Gold prices have been on an unstoppable rally, crossing the $2,800 mark and heading towards $3,000—but analysts say $3,500 per ounce is inevitable.
While gold has been the star of the show, silver remains highly volatile, making it a tricky yet rewarding asset to trade. Despite short-term pullbacks, market fundamentals suggest silver could eventually outperform gold as demand continues to rise.
✔ Will gold hit $3,500 sooner than expected?
✔ Why is silver lagging behind, and will it catch up?
✔ What factors are driving the long-term bull market in gold and silver?
📈 Gold’s Bull Market is Strong – But Expect Volatility
🔹 Gold prices have surged 11% in 2025 alone, supported by strong investor demand and global economic uncertainty.
🔹 Analysts have warned about profit-taking after breaching $2,800, leading to short-term fluctuations.
🔹 However, long-term trends remain bullish, with many investors eyeing $3,500 as the next major target.
📌 Key Drivers of Gold’s Price Surge:
✅ Inflation concerns continue to fuel safe-haven demand.
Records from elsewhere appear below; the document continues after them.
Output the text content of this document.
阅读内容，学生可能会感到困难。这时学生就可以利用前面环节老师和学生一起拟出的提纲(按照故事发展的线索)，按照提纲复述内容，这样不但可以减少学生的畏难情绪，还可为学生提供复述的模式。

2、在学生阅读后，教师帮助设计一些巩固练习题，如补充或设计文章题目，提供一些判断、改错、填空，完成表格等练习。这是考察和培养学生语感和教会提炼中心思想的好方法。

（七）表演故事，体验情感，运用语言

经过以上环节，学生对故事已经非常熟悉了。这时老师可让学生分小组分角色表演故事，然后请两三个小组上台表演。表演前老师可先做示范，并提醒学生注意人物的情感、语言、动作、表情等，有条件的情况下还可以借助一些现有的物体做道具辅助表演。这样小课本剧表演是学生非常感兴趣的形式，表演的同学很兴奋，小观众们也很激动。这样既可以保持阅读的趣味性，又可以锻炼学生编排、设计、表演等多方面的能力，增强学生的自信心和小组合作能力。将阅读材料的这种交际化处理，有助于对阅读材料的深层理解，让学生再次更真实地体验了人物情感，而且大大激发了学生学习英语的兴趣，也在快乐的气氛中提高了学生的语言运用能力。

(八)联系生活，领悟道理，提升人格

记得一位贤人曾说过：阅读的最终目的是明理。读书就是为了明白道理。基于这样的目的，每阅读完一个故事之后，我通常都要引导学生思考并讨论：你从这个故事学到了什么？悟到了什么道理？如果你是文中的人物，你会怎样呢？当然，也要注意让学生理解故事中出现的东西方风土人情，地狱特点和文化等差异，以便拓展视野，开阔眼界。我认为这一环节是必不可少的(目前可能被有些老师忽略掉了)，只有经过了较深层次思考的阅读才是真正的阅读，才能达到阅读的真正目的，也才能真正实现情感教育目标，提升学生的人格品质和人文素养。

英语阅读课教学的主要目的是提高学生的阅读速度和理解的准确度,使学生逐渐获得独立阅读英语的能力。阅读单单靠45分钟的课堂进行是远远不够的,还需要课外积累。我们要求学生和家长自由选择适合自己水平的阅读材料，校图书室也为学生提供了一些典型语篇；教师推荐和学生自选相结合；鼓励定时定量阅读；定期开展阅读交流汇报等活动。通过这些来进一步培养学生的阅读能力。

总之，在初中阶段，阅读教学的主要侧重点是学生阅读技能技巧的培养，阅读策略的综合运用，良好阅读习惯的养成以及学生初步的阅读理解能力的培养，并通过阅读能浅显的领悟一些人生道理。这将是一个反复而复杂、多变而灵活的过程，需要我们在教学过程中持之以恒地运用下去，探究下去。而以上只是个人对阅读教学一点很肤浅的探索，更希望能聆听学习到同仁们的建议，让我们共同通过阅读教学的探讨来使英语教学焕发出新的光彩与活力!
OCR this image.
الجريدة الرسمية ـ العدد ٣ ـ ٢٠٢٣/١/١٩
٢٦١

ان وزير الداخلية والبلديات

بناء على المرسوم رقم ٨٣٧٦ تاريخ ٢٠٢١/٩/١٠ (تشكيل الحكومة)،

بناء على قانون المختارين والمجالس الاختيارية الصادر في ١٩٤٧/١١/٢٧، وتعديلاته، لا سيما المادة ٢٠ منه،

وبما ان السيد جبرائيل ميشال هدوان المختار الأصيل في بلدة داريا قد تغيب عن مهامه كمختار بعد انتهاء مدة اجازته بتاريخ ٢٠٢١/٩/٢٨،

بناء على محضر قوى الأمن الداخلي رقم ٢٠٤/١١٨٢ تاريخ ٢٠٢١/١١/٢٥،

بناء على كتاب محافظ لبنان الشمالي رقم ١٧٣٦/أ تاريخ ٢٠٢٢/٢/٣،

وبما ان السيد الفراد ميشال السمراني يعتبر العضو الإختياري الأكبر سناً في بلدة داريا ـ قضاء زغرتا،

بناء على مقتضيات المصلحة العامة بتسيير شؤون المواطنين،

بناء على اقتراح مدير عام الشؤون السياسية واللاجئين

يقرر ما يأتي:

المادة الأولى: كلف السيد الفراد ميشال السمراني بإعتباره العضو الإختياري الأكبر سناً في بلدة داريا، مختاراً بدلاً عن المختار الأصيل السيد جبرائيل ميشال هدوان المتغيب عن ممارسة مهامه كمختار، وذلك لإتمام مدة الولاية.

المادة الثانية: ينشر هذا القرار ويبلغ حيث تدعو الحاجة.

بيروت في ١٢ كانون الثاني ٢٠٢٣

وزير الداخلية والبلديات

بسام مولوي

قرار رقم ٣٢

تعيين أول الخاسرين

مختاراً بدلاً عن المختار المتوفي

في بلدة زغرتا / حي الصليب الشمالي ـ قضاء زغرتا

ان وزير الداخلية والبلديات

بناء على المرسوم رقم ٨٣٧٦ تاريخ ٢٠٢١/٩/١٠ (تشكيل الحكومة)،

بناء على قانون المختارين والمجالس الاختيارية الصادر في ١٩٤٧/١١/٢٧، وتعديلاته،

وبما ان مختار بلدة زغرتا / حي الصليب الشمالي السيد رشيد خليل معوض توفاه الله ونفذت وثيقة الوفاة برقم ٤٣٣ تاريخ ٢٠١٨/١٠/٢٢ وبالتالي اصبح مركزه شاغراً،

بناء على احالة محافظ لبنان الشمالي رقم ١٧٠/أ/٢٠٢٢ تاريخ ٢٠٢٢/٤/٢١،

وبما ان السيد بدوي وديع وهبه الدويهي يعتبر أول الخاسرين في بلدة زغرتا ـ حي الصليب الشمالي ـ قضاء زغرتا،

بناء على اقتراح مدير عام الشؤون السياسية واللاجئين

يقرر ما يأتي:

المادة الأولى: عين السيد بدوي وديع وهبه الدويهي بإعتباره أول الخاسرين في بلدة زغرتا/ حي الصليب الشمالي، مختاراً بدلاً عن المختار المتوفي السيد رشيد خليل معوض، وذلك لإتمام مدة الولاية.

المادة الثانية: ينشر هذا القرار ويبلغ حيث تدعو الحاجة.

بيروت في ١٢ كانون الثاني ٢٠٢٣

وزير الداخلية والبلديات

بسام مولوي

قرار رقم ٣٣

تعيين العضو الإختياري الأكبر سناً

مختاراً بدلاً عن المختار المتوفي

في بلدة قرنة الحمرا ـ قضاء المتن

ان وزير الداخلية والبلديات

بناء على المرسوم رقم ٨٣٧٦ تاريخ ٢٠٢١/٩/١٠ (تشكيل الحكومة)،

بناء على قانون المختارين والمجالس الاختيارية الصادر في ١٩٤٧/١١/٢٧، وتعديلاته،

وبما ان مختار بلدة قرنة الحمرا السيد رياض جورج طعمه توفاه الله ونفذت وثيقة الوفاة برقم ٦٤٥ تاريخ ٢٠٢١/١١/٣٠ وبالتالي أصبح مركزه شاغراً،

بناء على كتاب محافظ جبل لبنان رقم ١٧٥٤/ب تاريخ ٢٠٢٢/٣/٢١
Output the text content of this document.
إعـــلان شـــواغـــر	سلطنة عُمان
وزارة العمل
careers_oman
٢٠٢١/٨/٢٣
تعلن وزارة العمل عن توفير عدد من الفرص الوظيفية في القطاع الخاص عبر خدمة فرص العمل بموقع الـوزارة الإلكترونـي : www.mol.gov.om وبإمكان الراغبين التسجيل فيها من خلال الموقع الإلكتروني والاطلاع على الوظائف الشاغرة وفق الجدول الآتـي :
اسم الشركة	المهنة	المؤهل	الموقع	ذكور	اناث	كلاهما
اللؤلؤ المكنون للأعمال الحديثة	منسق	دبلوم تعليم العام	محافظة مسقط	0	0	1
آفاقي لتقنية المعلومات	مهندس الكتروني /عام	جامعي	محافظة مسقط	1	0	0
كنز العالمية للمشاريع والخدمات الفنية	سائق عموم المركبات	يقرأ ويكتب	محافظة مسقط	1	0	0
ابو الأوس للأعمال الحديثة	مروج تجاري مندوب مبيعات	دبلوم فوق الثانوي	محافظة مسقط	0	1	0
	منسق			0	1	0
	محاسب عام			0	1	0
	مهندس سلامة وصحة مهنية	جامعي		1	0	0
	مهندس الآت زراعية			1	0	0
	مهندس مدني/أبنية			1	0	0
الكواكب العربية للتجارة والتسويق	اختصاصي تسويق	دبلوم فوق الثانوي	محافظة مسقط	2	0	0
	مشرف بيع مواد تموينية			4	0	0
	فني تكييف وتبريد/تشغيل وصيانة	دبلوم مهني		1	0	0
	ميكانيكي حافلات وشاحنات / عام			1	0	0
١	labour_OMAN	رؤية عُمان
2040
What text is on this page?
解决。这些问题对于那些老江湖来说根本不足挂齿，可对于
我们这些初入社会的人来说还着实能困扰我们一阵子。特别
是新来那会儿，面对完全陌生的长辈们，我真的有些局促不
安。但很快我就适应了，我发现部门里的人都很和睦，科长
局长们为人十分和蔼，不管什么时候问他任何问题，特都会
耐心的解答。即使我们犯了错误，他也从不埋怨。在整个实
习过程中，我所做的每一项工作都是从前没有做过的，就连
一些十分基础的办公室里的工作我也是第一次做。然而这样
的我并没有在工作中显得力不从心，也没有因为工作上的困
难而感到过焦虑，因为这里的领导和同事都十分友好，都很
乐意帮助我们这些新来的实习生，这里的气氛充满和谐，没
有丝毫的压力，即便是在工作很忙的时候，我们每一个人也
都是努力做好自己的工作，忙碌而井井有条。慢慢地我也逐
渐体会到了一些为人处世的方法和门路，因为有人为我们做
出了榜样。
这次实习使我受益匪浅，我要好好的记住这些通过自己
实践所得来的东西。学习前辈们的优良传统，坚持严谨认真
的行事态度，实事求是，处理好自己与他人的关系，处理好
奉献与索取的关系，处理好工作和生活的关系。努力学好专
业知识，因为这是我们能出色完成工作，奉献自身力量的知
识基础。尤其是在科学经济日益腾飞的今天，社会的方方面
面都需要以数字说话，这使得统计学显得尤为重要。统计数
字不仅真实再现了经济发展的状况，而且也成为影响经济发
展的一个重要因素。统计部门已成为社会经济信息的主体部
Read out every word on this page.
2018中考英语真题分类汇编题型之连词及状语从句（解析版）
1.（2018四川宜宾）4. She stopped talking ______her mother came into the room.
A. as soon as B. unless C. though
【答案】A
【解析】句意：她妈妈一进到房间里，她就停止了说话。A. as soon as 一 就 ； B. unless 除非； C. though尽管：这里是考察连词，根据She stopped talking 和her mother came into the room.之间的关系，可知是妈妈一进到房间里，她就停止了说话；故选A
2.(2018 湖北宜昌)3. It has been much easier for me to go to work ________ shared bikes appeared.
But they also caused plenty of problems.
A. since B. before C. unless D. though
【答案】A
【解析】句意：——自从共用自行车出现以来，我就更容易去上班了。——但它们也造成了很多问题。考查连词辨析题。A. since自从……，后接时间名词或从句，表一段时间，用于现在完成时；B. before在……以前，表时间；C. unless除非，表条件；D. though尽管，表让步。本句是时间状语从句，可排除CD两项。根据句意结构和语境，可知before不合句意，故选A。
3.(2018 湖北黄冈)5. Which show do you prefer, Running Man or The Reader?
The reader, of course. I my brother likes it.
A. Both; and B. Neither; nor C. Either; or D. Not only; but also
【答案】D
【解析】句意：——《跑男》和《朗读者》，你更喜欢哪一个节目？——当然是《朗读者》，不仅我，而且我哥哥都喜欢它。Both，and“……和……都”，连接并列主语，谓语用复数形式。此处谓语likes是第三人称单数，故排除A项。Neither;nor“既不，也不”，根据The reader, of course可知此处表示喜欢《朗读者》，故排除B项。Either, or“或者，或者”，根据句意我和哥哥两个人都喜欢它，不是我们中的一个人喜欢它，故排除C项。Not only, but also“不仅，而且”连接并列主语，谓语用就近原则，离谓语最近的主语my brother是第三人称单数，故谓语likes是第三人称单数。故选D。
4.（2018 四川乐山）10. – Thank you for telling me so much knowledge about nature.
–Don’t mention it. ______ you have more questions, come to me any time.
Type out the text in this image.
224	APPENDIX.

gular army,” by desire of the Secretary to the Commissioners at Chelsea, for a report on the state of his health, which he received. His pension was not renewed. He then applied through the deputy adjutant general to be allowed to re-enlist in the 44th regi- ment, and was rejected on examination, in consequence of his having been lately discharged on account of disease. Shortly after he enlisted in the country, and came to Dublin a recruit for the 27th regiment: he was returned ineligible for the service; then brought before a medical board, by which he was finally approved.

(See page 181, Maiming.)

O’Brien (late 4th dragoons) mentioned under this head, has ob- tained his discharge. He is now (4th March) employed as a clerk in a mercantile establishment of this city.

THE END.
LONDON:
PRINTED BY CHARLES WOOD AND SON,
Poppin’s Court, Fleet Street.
✅ Geopolitical tensions are pushing central banks to increase gold reserves.
✅ ETF demand is still below its 2020 peak, suggesting more room for upside.
📉 Silver’s Rollercoaster Ride – Can It Outperform Gold?
🔹 Silver prices have struggled to match gold’s gains, despite strong fundamentals.
🔹 Silver’s volatility is twice that of gold, making it more unpredictable.
🔹 On Friday, silver surged from $33 to $34 per ounce, only to see heavy selling pressure bring it back to $32.67—a 4% drop from its high.
📌 Why Analysts Still Believe in Silver’s Long-Term Potential:
✅ Supply shortages and increasing demand could fuel silver’s next big rally.
✅ Many experts predict silver will eventually outperform gold—but patience is key.
✅ Industrial demand for silver, particularly in green energy and technology, remains strong.
📊 Bank of America: Gold Could Hit $3,500 with Just a 10% Demand Increase
🔹 According to Bank of America (BoA), a mere 10% rise in investor demand would be enough to push gold prices to $3,500 per ounce.
🔹 ETF inflows into gold are still far below the levels seen during the 2020 gold rally, indicating plenty of room for growth.
🔹 Chinese investment in gold is accelerating, as the government has approved a new pilot project allowing 10 insurance companies to invest 1% of their assets in gold.
📌 What Does This Mean for Gold Investors?
✔ Chinese insurance firms could buy up to $28 billion worth of gold (about 300 tonnes).
✔ This additional demand could push prices higher, strengthening gold’s long-term outlook.
✔ Global central banks are also increasing their gold reserves, further fueling demand.
💡 Why It’s Hard to Be Bearish on Gold & Silver Right Now
📌 Major Factors Supporting a Bullish Market:
✔ Central banks continue accumulating gold as a hedge against inflation and market volatility.
✔ Growing investment demand from China and institutional investors is adding pressure to supply.
✔ Silver’s industrial demand is expected to rise, especially in clean energy technologies.
✔ Donald Trump’s trade policies and global uncertainty may push more investors towards precious metals.
With these strong fundamentals, analysts say there’s no reason to be bearish on gold and silver.
🔍 Final Verdict – Should You Invest in Gold & Silver Now?
✔ Gold’s rally is far from over, with $3,500 now in sight.
✔ Silver’s short-term fluctuations may frustrate investors, but its long-term outlook remains positive.
✔ Both metals continue to be top choices for hedging against inflation and economic uncertainty.